Uncle Joe

By Edward Kim

Yalta Conference, 1945.  England's Winston Churchill, U.S.' Franklin Roosevelt, and U.S.S.R.'s Joseph Stalin.

Politics does to morality what a magnet does to a compass. It confuses its sense of direction. The best example of this can be seen in the famous picture of the big three at the Yalta Conference in 1945. Churchill and Roosevelt, two giants of democracy, sit and laugh with Stalin, the monster tyrant of the gulag. Hitler was their common political enemy, so that made them for the time being allies. The U.S. war propaganda machine referred to Stalin as “Uncle Joe.” This helped make the alliance more acceptable to the American people.

Politics is what is directing Kim Dae Jung’s summit invitation to Kim Jong Il. The “Uncle Joe” terminology used this time around to make the summit more palatable for South Koreans is the word “reunification.” Like the Yalta Conference which gave Stalin free reign over Eastern Europe to terrorize to his heart’s content, the Pyongyang-Seoul summits will give Kim Jong Il complete international legitimacy as he continues abusing his own people with impunity.

Assuming arguendo that this is the case, why does the S. Korean president still insist on a reciprocal visit? Certainly it has much to do with Kim Dae Jung not wanting to lose face for being seen as a dupe of Kim Jong Il who has done all the receiving with no cost to himself.

But a fuller explanation lies in the fact that Kim Dae Jung has become the first truly South Korean president in modern Korean history. Unlike previous presidents, Kim Dae Jung wants an amicable political divorce from the North, not reunification.

Consider the case of China and Taiwan. Beijing’s Jiang Zemin rejected Taiwan’s call for a summit meeting made soon after Kim Dae Jung’s visit to Pyongyang. The reason was that Beijing saw what the Pyongyang summit signified, that is, de facto mutual recognition between two sovereign nations, and that was anathema to the PRC’s one China doctrine.

Kim Dae Jung insists on Kim Jong Il visiting Seoul in order to consummate the divorce between the North and the South. Kim Jong Il welcomed Kim Dae Jung’s visit because it all but assured the crumbling Pyongyang regime that they had no fear of being absorbed by the South. Kim Dae Jung welcomes Kim Jong Il to Seoul because the dictator will be less likely to further abuse a country that he has just officially respected with his attendance. This is all consistent with Kim Dae Jung’s downplaying of the human rights abuses in North Korea. Kim Dae Jung has given up custody of the North to Kim Jong Il, and how he treats his people is his responsibility.

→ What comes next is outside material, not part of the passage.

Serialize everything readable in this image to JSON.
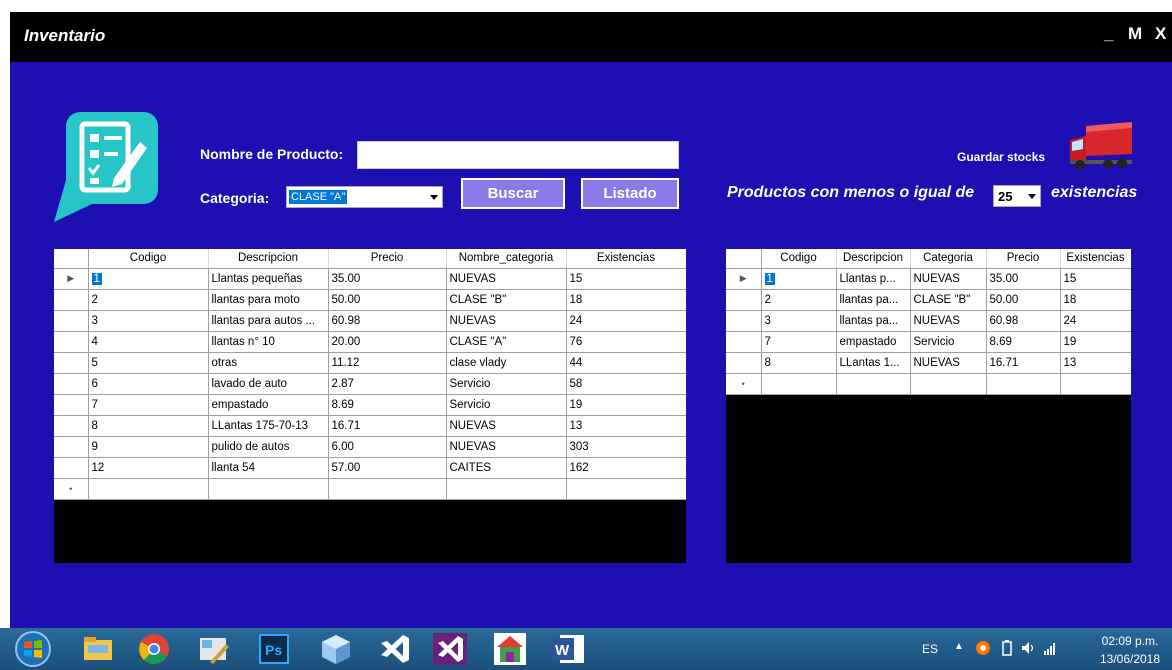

Therefore, foreign diplomats should no longer wonder aloud why the South is so silent on the concentration camps and cult-like oppression of the North. Kim Dae Jung’s main and only concern now is the safety and prosperity of the South.

Whether Kim Dae Jung’s sunshine policy is wrong or not depends on one’s own political point of view. But from a N. Korean human rights standpoint, the sunshine policy is at heart selfish and dishonest. It is selfish because the policy voids the South of any responsibility of the domestic oppression in the North. It matters not that most of the South’s aid goes to the North’s military and Pyongyang elite rather than to the starving and impoverished. So long as the North respects the South’s sovereignty through no more bombings or submarine incursions, that is enough reason to continue paying the North. The policy is dishonest because it continues to refer to these payments as “humanitarian assistance.”

The policy is also dishonest because it gives the false impression of being a step toward reunification. 100 monitored family reunions (the only time Kim Jong Il favors monitoring of any sort), and a visit by the South’s leader to Pyongyang have been displayed as evidence that the sunshine policy is bringing the peninsula closer toward reunification. But this is as disingenuous as stating that an ex-husband’s weekly visit to his kids is evidence of his reuniting with his wife.

Kim Dae Jung’s sunshine policy is not out of the ordinary. Self-interest is the basis for all countries’ foreign policies. For example, Churchill, Roosevelt, and Stalin did not join for humanitarian reasons to stop Hitler’s Holocaust but to stop him from intruding into their own sovereign territory. To say otherwise would be “Uncle Joe”-like political posturing.

However what makes Kim Dae Jung’s recent efforts to get Kim Jong Il to visit Seoul unique in modern Korean history is that the rights of North Koreans are no longer considered in South Korea’s own self-interest. To say that such a visit is for the purpose of reunification or that it will end up helping the citizens of North Korea is base propaganda. One need only look at the example in history that this essay began with. During the 45 years after the Yalta Conference, no amount of wishful thinking could cover over the tens of millions of killings done at the hands of dear old Uncle Joe.